Ulnar impingement syndrome is a wrist condition caused by a shortened distal ulna impinging on the distal radius proximal to the sigmoid notch. The syndrome is distinct from ulnar impaction syndrome, which typically occurs due to a long ulna (positive ulnar variance) impacting upon the triangular fibrocartilage (TFC) and lunate.
Most commonly, the syndrome is caused by surgical resection of the distal ulna as part of management of wrist trauma, rheumatoid arthritis, or Madelung deformity. Less commonly, ulnar impingement may occur in de novo negative ulnar variance.
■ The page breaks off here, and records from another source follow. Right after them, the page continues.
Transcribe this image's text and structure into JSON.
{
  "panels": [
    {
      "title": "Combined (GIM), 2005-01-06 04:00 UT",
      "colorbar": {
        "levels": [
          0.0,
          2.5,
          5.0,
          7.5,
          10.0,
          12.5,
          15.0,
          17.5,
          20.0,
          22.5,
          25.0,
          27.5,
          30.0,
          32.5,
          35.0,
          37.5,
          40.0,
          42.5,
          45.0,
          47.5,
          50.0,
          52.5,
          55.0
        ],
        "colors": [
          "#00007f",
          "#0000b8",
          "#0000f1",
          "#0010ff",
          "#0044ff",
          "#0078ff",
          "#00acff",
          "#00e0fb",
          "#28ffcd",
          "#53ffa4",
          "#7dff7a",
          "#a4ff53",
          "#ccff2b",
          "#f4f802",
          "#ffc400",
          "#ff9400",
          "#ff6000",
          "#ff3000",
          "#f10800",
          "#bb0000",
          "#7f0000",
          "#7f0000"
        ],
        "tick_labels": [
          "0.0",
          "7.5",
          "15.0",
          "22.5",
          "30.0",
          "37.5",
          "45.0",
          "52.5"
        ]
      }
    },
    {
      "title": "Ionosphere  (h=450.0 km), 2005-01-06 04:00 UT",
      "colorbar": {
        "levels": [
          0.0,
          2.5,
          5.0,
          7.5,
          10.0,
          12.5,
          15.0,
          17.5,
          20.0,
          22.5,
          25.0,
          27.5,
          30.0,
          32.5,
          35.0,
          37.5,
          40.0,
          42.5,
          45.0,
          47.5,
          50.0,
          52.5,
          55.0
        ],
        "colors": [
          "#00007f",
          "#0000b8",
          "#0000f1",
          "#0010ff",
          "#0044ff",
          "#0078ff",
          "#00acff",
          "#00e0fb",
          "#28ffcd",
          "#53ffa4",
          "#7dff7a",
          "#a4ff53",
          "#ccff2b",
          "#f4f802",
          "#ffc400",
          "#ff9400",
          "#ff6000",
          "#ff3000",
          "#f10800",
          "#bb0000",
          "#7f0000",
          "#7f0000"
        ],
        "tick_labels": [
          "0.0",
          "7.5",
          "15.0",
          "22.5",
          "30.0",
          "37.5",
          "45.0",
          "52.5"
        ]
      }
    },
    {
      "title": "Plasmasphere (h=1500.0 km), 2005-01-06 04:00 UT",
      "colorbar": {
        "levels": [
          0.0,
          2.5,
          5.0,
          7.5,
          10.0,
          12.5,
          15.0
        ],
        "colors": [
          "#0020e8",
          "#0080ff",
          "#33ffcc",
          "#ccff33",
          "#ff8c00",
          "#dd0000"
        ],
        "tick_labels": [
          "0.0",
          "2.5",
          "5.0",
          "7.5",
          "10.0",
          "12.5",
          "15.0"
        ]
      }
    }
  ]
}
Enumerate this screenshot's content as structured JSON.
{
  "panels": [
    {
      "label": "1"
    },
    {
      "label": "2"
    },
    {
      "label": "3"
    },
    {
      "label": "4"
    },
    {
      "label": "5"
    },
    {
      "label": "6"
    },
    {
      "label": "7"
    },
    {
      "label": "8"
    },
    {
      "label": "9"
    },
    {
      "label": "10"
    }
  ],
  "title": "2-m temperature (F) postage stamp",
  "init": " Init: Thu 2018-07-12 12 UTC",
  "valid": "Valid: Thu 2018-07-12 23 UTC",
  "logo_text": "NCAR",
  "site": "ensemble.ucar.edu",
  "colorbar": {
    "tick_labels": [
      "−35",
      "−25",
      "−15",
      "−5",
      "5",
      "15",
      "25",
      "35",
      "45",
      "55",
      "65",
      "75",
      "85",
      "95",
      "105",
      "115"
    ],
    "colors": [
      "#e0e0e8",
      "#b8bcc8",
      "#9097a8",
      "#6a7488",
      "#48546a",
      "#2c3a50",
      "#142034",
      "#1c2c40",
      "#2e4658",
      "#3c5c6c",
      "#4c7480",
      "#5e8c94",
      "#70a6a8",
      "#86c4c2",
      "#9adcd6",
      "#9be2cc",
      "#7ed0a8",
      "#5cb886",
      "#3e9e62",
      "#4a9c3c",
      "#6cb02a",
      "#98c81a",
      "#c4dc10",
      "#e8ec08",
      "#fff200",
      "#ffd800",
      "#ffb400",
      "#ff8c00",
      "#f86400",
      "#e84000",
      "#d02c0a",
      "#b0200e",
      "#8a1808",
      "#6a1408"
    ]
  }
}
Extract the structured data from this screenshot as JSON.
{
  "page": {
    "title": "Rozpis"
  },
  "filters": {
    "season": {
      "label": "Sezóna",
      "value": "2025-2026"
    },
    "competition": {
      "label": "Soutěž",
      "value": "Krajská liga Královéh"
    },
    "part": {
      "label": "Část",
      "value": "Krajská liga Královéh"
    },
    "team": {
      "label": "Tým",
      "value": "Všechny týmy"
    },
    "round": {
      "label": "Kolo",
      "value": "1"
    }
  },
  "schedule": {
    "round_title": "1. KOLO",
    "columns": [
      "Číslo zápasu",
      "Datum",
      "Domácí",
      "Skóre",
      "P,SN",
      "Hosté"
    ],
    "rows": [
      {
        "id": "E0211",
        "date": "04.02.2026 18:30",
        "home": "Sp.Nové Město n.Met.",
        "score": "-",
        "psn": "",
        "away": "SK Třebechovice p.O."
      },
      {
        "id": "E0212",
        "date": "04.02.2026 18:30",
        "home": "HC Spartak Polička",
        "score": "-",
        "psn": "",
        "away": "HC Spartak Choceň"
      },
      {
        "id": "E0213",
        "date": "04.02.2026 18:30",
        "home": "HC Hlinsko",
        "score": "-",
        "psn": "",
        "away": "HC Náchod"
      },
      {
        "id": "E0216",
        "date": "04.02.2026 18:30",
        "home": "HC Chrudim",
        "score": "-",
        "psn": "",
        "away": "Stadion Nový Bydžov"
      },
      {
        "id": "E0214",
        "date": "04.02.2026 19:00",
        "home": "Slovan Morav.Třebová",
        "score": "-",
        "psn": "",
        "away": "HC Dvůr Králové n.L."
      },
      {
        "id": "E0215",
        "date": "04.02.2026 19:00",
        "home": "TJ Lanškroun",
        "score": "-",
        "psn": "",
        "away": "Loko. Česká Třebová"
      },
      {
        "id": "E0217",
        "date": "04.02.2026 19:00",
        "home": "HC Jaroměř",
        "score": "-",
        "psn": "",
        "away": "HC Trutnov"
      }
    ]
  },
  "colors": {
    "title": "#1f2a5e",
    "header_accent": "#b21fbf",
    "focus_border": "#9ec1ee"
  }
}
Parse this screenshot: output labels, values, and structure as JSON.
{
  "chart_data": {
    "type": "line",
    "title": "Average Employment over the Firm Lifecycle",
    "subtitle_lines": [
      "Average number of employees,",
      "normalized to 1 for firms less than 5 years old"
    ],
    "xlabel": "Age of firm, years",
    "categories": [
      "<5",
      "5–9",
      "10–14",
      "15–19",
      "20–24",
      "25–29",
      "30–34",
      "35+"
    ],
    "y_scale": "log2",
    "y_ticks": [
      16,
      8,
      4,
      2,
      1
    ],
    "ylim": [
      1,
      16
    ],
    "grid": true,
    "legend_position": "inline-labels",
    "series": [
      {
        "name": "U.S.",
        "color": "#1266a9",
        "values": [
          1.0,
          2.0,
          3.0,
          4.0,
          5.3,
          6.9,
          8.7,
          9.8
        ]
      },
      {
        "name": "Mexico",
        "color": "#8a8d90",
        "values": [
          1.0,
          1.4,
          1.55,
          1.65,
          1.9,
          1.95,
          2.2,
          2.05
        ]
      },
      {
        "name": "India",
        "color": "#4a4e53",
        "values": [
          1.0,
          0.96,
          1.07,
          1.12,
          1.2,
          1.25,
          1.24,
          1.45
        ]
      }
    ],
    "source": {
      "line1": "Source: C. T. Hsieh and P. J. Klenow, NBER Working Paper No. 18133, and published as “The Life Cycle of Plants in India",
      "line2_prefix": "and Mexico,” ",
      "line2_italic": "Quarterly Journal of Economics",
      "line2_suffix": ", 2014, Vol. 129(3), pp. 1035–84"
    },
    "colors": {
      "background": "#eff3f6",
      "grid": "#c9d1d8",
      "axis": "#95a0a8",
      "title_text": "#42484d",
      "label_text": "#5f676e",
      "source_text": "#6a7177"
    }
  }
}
The clinical presentation of ulnar impingement is similar to that of ulnar impaction; however, patients generally experience greater pain on pronation and supination. Compression of the distal radioulnar joint during forearm rotation can exacerbate symptoms and produce a characteristic grating feeling.
A shortened distal ulna results in contraction of the extensor pollicis brevis, abductor pollicis longus, and pronator quadratus muscles which prevents normal buttressing of the radioulnar joint. This produces distal radioulnar convergence and impingement of the ulna upon the distal radius.
Plain film findings are only seen after the condition has been present for many years. MRI is most sensitive for detecting early disease. Imaging findings include:
- ulnar shortening (usually surgical)
- radioulnar convergence
- subchondral sclerosis / local bone edema where distal ulnar impinges radius
- erosive ‘scalloping’ of the distal radius by the ulnar in later disease
Treatment and prognosis
Without treatment there is progressive disease with marked disability of forearm function. Treatment depends on whether the distal ulna is short due to previous surgical resection or de novo negative ulnar variance. Aggressive ulnar shortening or ulnar head prostheses can be considered in cases where impingement is due to prior distal ulnar resection. Distraction lengthening of the ulna is the preferred in cases of de novo negative ulnar variance.